SE council approves resolution to acquire former Standard Oil service station
SLEEPY EYE — By a 3-2 vote, the Sleepy Eye City Council approved a resolution to acquire the former Standard Oil service station located at 245 E. Main St. Tuesday.
City councilors Doug Pelzel and Larry Braun voted against the measure that came on a motion by Joann Schmidt, seconded by Gary Windschitl. The resolution followed a Pelzel’s motion, seconded by Braun to let the building go back to Brown County. That measure failed 3-2.
City Attorney Alissa Fischer said the property could be acquired for a $250 fee. The Sleepy Eye Chamber of Commerce approved buying the blighted property for any associated fees. The City and Chamber plan to enter a lease agreement with the Chamber assuming all financial responsibility for renovating the property.
The Chamber and Convention and Visitors Bureau now rents a small space in the Sleepy Eye Community Center and seeks a more visible location.
The city council also:
• Tabled a funding request for a solar-powered, lighted crosswalk over St. Mary’s Street, linking the church and school parking lot and school property. Science teacher Mary Beth Botz said two of her students have collected $3,800 in local donations for the project that would be very similar to lighted crosswalks on Main Street and TH 4. The request will be reconsidered after more donations are received.
• Learned about an airport runway lighting project estimated to cost $300,000 from City Engineer Dave Palm and airport manager Larry Lund. The new higher-powered lights can be radio-controlled by pilots. Bids are going out for the project that will be 95 percent paid for by the Minnesota Department of Transportation aeronautics division. The project is scheduled to be completed by Oct. 31, 2019.
• Tabled an ordinance that would require property pin locations to be found for construction projects. and building permit and variance requests. Costs range from $700 to $1,200 for survey work by Bolton & Menk.

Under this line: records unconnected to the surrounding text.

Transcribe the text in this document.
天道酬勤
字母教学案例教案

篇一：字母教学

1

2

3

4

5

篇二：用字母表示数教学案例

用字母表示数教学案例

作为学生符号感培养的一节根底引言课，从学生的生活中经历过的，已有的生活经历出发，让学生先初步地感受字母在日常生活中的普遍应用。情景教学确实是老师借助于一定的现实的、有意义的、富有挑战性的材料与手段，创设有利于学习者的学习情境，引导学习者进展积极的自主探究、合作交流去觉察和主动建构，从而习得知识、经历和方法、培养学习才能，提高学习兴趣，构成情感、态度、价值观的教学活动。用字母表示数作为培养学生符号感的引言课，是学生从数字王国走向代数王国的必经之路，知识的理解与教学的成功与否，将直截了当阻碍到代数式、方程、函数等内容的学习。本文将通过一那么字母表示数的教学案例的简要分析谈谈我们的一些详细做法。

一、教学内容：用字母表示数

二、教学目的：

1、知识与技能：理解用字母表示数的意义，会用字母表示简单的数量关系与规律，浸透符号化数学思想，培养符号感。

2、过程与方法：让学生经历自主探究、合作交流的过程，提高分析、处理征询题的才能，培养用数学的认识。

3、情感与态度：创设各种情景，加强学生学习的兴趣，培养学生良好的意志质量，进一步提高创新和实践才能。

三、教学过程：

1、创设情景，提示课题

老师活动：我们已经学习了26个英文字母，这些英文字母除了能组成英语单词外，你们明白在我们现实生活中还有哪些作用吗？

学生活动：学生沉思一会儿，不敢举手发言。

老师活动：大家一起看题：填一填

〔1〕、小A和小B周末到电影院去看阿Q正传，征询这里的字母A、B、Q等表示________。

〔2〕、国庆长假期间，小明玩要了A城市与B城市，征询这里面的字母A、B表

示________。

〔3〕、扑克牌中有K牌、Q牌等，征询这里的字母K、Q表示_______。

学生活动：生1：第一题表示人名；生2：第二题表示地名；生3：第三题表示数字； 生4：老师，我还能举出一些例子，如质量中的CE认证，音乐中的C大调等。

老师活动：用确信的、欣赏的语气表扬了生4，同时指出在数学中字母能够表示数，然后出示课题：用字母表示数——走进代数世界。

• Scheduled a finance committee meeting for noon, Monday, April 15 to consider a Schieffert land swap and the 12th Avenue East project.
• Heard Ambulance Coordinator Shari Hittesdorf discuss a new labor law requiring anyone working over 40 hours a week to be paid overtime. Hittesdorf said the law creates great difficulty for her to schedule her ambulance crew since “call time” counts a “engaged to work” time.
“To complicate this situation, if someone is employed by the City including the medical center, ambulance call time would need to be added to our work hours, making it nearly impossible to take call time, or face the consequences of the employer paying overtime,” Hittesdorf said.
“I will be very limited in how often I can respond to emergencies, since I am the ambulance coordinator and emergency manager who trains EMTS, doctors, nurses, firemen, police officers, lifeguards and so many others emergency response courses,” Hittesdorf said. “Mostly the ones that will suffer will be our would-be patients.”